Photo of the Month: Ingrid Abery
Photo of the Month: Ingrid Abery
London-based photographer Ingrid Abery shares the story behind her aerial shot of Moonbeam IV at PalmaVela this month.
An alternative to an on-the-water shooting platform is a heli. Adjust your tools, think outside of the box. So it was a call to my friend and heli pilot Hallvar at Rotorflug. PalmaVela had potential for plenty of photo opportunities. Buckled in with camera bodies and three lenses, a wide angle, medium 70-200 mm telephoto and the big daddy--the prime 500 mm--in hand we assessed the forecast and starting sequence. Heading out to the start in the bay of Palma, a postponement flag was being raised. After honing in on a handful of yachts milling about making use of the extra prep time, it was prudent to settle on one of the headlands and conserve air time. After 45 minutes of waiting around, the PRO canned all racing for the day. So it was back to base.
Saturday morning and a sense of déjà vu as the rotor blades propelled us back out to the starting line. This time we had a race on our hands. The Maxi, Mini Maxi, and Wally class, and the classic fleet set off at ten-minute intervals. Two converging wind patterns from the day before had subsided to allow for some fresh breeze as my cameras thrived on the visual feast opening up beneath my feet. Yachts jostled within feet of one another on the starting line, and then out of the traps like a greyhound race went these thoroughbred Maxis. Swapping between cameras at speed, grabbing and holding tightly whilst firing as many quality images as possible, the chopper spinning around each yacht was, as always, exhilarating. That last upper body gym workout was certainly worthwhile for having a good hold on my 500 mm lens.
After a while Moonbeam IV caught my eye and proved a refreshing change from all the modern nautical furniture scattered out across Palma’s vast bay. Taking a steady approach in behind the classic and not too close, my Canon 5D, 7D with Canon 24-70 f2.8, 70-200 and 500 mm lenses respectively fed upon the breathtaking sight, the motor drive working at a medium pace.
I had seen Moonbeam on a number of occasions from the water on the classic Med circuit but never from the air. The image captured of Moonbeam here shows her in all her glory, with as much sail cloth up as possible negotiating the leeward mark. If you look closely there is a crewmember hoisted halfway up the mast looking for valuable breeze. A single loop of the yacht was made as instructions were given to the pilot during which time 15 to 20 frames were banked. Resplendent in her finery it was clear that our lenses had saved the best for last.

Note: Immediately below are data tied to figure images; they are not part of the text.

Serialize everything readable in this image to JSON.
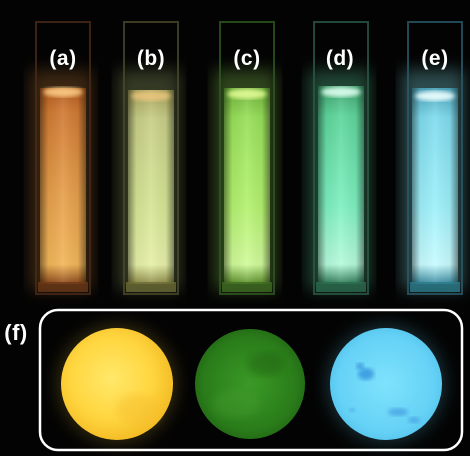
{
  "panel_top": {
    "cuvettes": [
      {
        "label": "(a)",
        "color": "#f0a040"
      },
      {
        "label": "(b)",
        "color": "#cfe88a"
      },
      {
        "label": "(c)",
        "color": "#a6f25a"
      },
      {
        "label": "(d)",
        "color": "#6cf0b4"
      },
      {
        "label": "(e)",
        "color": "#8ef0f8"
      }
    ]
  },
  "panel_bottom": {
    "label": "(f)",
    "frame_color": "#ffffff",
    "discs": [
      {
        "name": "yellow-disc",
        "color": "#ffe04a"
      },
      {
        "name": "green-disc",
        "color": "#2f8a1e"
      },
      {
        "name": "blue-disc",
        "color": "#68d8f8"
      }
    ]
  }
}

As we finally peeled away leaving the fleet to head down to their second leeward mark, my mind drifted back to my first experiences of photographing sailing. I cut my photographic teeth in a helicopter chasing the 18-foot skiff fleet down Sydney Harbour in an ideal 26-knot Nor’easter some 14 years ago. How the world of photography has changed, the immediacy of it all. Digital format facilitates an even greater sense of urgency, and with it comes a wider scope of styles.
I like to experiment, to push the image a little, yet always keeping it real. To get as much right in-camera as possible is preferable to long hours at the computer. That way you get to grab a quick dip in the sea post-racing and a cooly before settling down to edit for the magazine deadlines.